C'est autour des années trente que les néo-positivistes (membres du cercle de Vienne), R. Carnap et O. Neurath, donnent à l'expression un sens renouvelé et lui font désigner les propositions qui, décrivant l'expérience immédiate, la perception d'un observateur, sont considérées comme les éléments premiers de la connaissance et de la science. En 1931, Carnap semble admettre parmi les énoncés protocolaires aussi bien « vert ici maintenant », « joie maintenant » que « cercle vert maintenant » ou « une boule verte roule sur la table ». Neurath y ajoute la mention du nom de l'observateur, par souci de communicabilité intersubjective : « Énoncé protocolaire d'Otto, à 3 h 17 ⇌ pensée verbale d'Otto, à 3 h 16 ⇌ dans la pièce, à 3 h 15, une table était perçue par Otto. »
Les énoncés protocolaires répondent ainsi à une triple préoccupation. En premier lieu, ils découlent de l'analyse faite par Wittgenstein du langage scientifique dans le Tractatus logico-philosophicus en 1921 : le sens et la vérité d'une proposition complexe dépendent de la vérité de ses constituants ; ces derniers peuvent être également complexes ; l'analyse se termine lorsqu'on parvient à des propositions élémentaires ultimes, c'est-à-dire, pour Wittgenstein, à des agencements de noms qui représentent les agencements possibles de choses simples, à des « tableaux logiques d'états de choses élémentaires » (les énoncés protocolaires peuvent donc être considérés, pour une part, comme de tels tableaux logiques). En deuxième lieu, ils répondent au souci de trouver un fondement de la science : tout repose en définitive sur la vérité ou la fausseté des propositions élémentaires ; en 1934, M. Schlick parle de la quête nécessaire d'une classe de propositions qui fournissent le « fondement inébranlable et indubitable de toute connaissance ». Enfin, ils répondent au souci de fonder le principe de vérifiabilité, qui fait de la capacité d'un énoncé à être vérifié le critère permettant de lui donner ou non un sens.
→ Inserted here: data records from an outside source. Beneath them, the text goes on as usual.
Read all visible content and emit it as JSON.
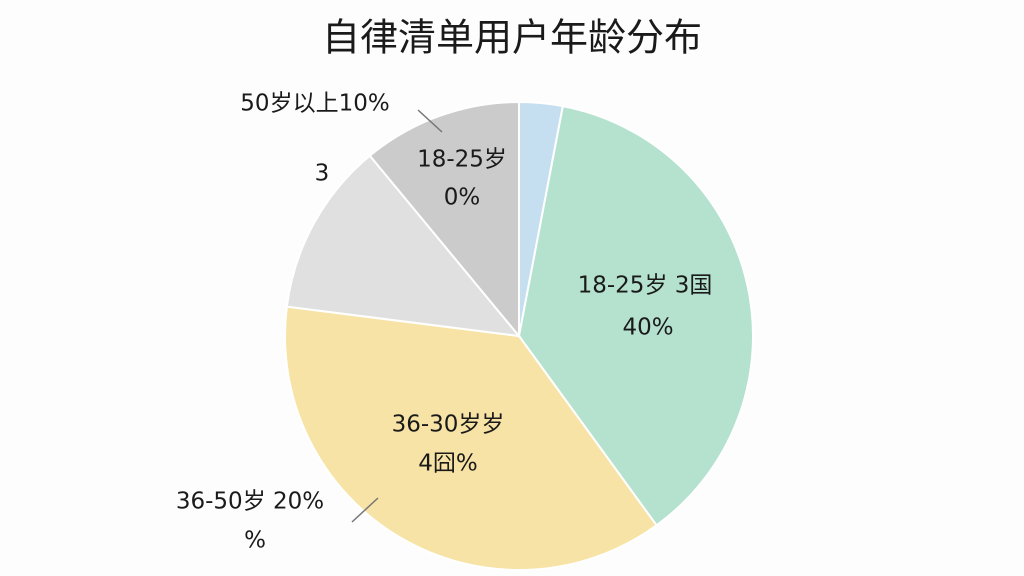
{
  "chart_data": {
    "type": "pie",
    "title": "自律清单用户年龄分布",
    "values": [
      3,
      37,
      37,
      12,
      11
    ],
    "colors": [
      "#c6dff0",
      "#b5e2cf",
      "#f7e3a5",
      "#e0e0e0",
      "#cbcbcb"
    ],
    "annotations": [
      "50岁以上10%",
      "18-25岁",
      "0%",
      "3",
      "18-25岁 3国",
      "40%",
      "36-30岁岁",
      "4囧%",
      "36-50岁 20%",
      "%"
    ]
  }
}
Il est à noter que les énoncés protocolaires représentent seulement une espèce dont le genre serait ce qu'on appelle « propositions élémentaires », ou « propositions de base » (en anglais, basic statements). Parmi ces dernières, il faudrait compter d'autres espèces, tels les « constats d'expériences » (en allemand, Konstatierungen) de Schlick, qui se caractérisent par l'usage des particuliers égocentriques (je, ici, maintenant), tandis que les énoncés protocolaires ont une expression objective (Un tel, au lieu x, à l'instant t). On trouve chez Russell (The Analysis of Mind, 1921 ; An Inquiry into Meaning and Truth, 1940) et chez Ayer (Basic Propositions, 1950) des conceptions différentes.
La question des propositions élémentaires a suscité et suscite encore de nombreuses controverses. Parmi les questions le plus souvent abordées, on peut mentionner les suivantes :
L'aspect subjectif de l'expérience perceptive, fût-elle d'observation. Les propositions élémentaires doivent-elles être les descriptions des expériences privées du locuteur, ou d'événements observables par tous ?
Ces énoncés sont-ils indubitables, irréfutables, ou falsifiables ?
Est-il même légitime d'admettre l'existence d'une classe particulière de propositions à titre de propositions élémentaires ?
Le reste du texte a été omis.